Practical Strategy for Improving Harmonics and Power Factor Using a Three-Phase Rooftop Photovoltaic Inverter

New strategies are required to mitigate the adverse effects of nonlinear loads on the electric grid. The high cost of devising such strategies often necessitates the use of existing equipment, specifically the power electronic (PE) equipment from grid-tied renewable energy systems. Among these PE equipment options, photovoltaic (PV) inverters have gained attention for power quality improvement purposes since they typically operate for only a few hours a day at their nominal power. Given their extra capacity, PV inverters are a suitable candidate for power quality enhancement.

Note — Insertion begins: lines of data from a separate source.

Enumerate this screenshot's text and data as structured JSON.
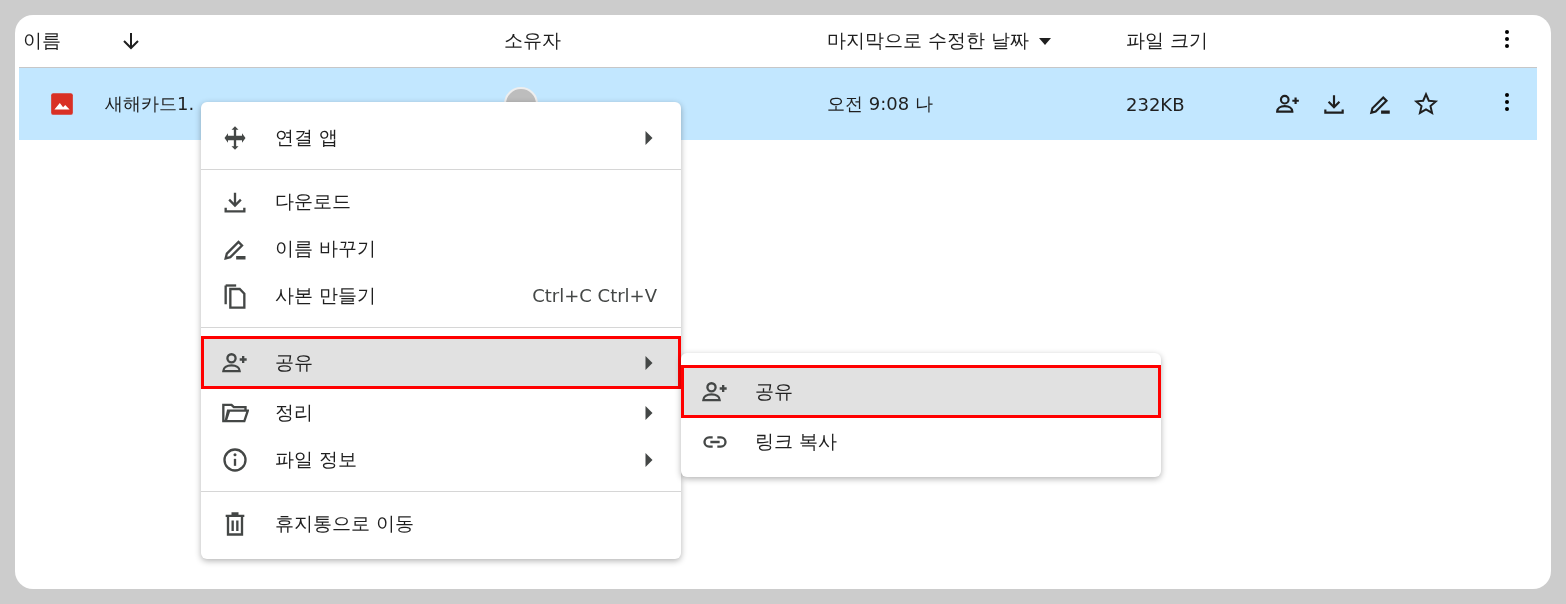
{
  "file_list": {
    "columns": [
      {
        "label": "이름",
        "kind": "sort-arrow"
      },
      {
        "label": "소유자",
        "kind": "plain"
      },
      {
        "label": "마지막으로 수정한 날짜",
        "kind": "dropdown"
      },
      {
        "label": "파일 크기",
        "kind": "plain"
      }
    ],
    "rows": [
      {
        "name": "새해카드1.",
        "modified": "오전 9:08 나",
        "size": "232KB",
        "selected": true
      }
    ]
  },
  "context_menu": {
    "items": [
      {
        "kind": "item",
        "label": "연결 앱",
        "submenu": true,
        "selected": false
      },
      {
        "kind": "divider"
      },
      {
        "kind": "item",
        "label": "다운로드",
        "submenu": false,
        "selected": false
      },
      {
        "kind": "item",
        "label": "이름 바꾸기",
        "submenu": false,
        "selected": false
      },
      {
        "kind": "item",
        "label": "사본 만들기",
        "shortcut": "Ctrl+C Ctrl+V",
        "submenu": false,
        "selected": false
      },
      {
        "kind": "divider"
      },
      {
        "kind": "item",
        "label": "공유",
        "submenu": true,
        "selected": true
      },
      {
        "kind": "item",
        "label": "정리",
        "submenu": true,
        "selected": false
      },
      {
        "kind": "item",
        "label": "파일 정보",
        "submenu": true,
        "selected": false
      },
      {
        "kind": "divider"
      },
      {
        "kind": "item",
        "label": "휴지통으로 이동",
        "submenu": false,
        "selected": false
      }
    ]
  },
  "share_submenu": {
    "items": [
      {
        "kind": "item",
        "label": "공유",
        "selected": true
      },
      {
        "kind": "item",
        "label": "링크 복사",
        "selected": false
      }
    ]
  }
}
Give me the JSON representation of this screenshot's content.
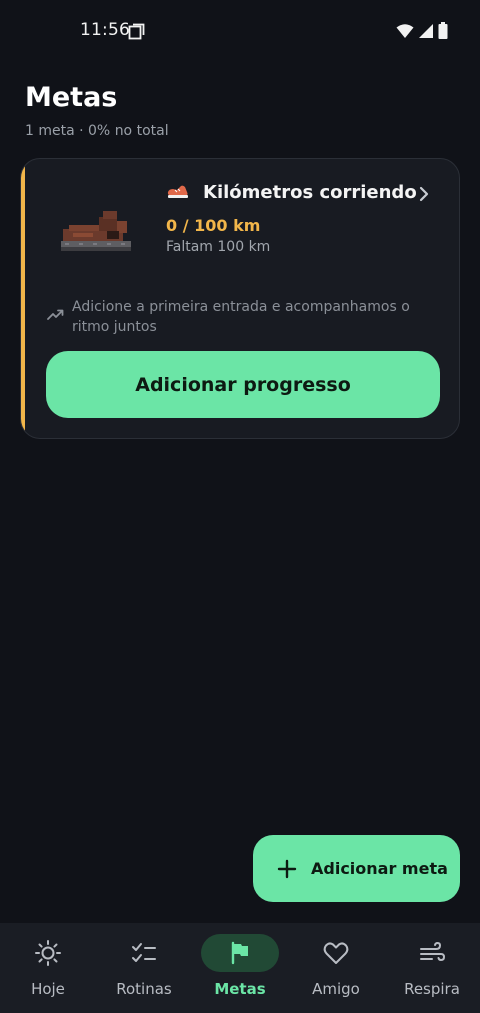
{
  "status_bar": {
    "time": "11:56",
    "icons": [
      "screen-record-icon",
      "wifi-icon",
      "signal-icon",
      "battery-icon"
    ]
  },
  "header": {
    "title": "Metas",
    "subtitle": "1 meta · 0% no total"
  },
  "goal_card": {
    "emoji": "running-shoe",
    "title": "Kilómetros corriendo",
    "progress": "0 / 100 km",
    "remaining": "Faltam 100 km",
    "hint": "Adicione a primeira entrada e acompanhamos o ritmo juntos",
    "button_label": "Adicionar progresso",
    "progress_value": 0,
    "accent_color": "#f2b64a"
  },
  "fab": {
    "label": "Adicionar meta",
    "icon": "plus-icon"
  },
  "bottom_nav": {
    "items": [
      {
        "label": "Hoje",
        "icon": "sun-icon",
        "active": false
      },
      {
        "label": "Rotinas",
        "icon": "checklist-icon",
        "active": false
      },
      {
        "label": "Metas",
        "icon": "flag-icon",
        "active": true
      },
      {
        "label": "Amigo",
        "icon": "heart-icon",
        "active": false
      },
      {
        "label": "Respira",
        "icon": "wind-icon",
        "active": false
      }
    ]
  },
  "colors": {
    "background": "#101218",
    "card": "#181b22",
    "primary": "#6be5a6",
    "accent": "#f2b64a",
    "nav_background": "#1a1d24"
  }
}
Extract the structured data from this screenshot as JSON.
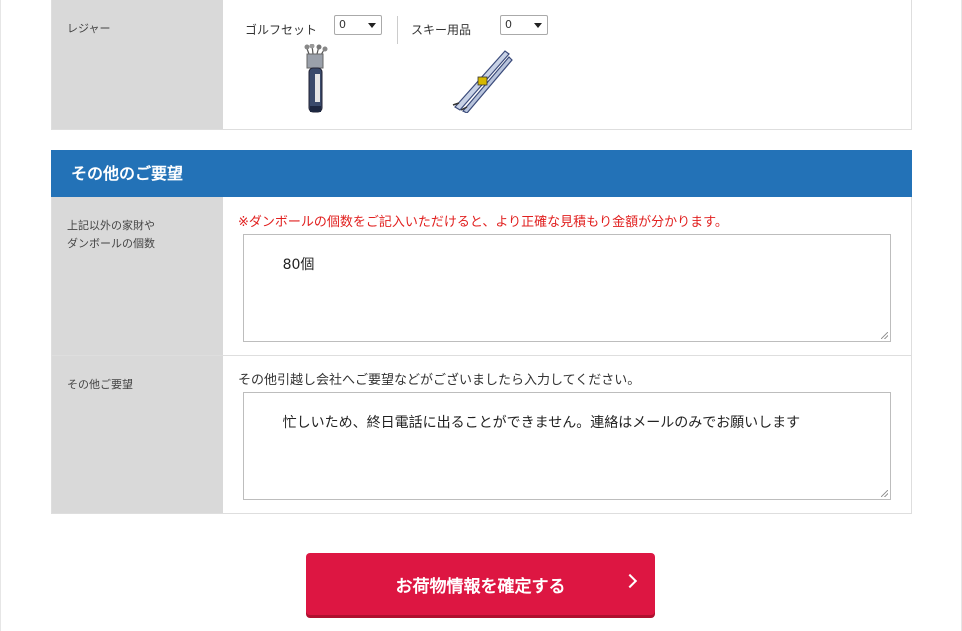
{
  "leisure": {
    "label": "レジャー",
    "items": [
      {
        "label": "ゴルフセット",
        "value": "0",
        "icon": "golf-bag-icon"
      },
      {
        "label": "スキー用品",
        "value": "0",
        "icon": "ski-icon"
      }
    ]
  },
  "other_requests": {
    "title": "その他のご要望",
    "boxes": {
      "label_line1": "上記以外の家財や",
      "label_line2": "ダンボールの個数",
      "note": "※ダンボールの個数をご記入いただけると、より正確な見積もり金額が分かります。",
      "value": "80個"
    },
    "request": {
      "label": "その他ご要望",
      "note": "その他引越し会社へご要望などがございましたら入力してください。",
      "value": "忙しいため、終日電話に出ることができません。連絡はメールのみでお願いします"
    }
  },
  "submit": {
    "label": "お荷物情報を確定する"
  },
  "colors": {
    "section_header": "#2372b7",
    "submit": "#dd1642",
    "note_red": "#e1201f"
  }
}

Rooftop PV inverters are commonly used for residential and commercial facilities where local nonlinear loads are distributed. However, the point of common coupling (PCC) is typically far from the inverter, without any communication infrastructure to send information to the inverter. In this study, a low-cost and reliable power line carrier (PLC) communication approach is used to transfer the data of grid current harmonics and reactive power demand through the power line to the PV inverter. Additionally, a comprehensive algorithm is proposed to partially or completely compensate the low-order harmonics and reactive power without exceeding the available inverter capacity. This strategy is validated through both simulation studies using MATLAB-Simulink and experimental tests.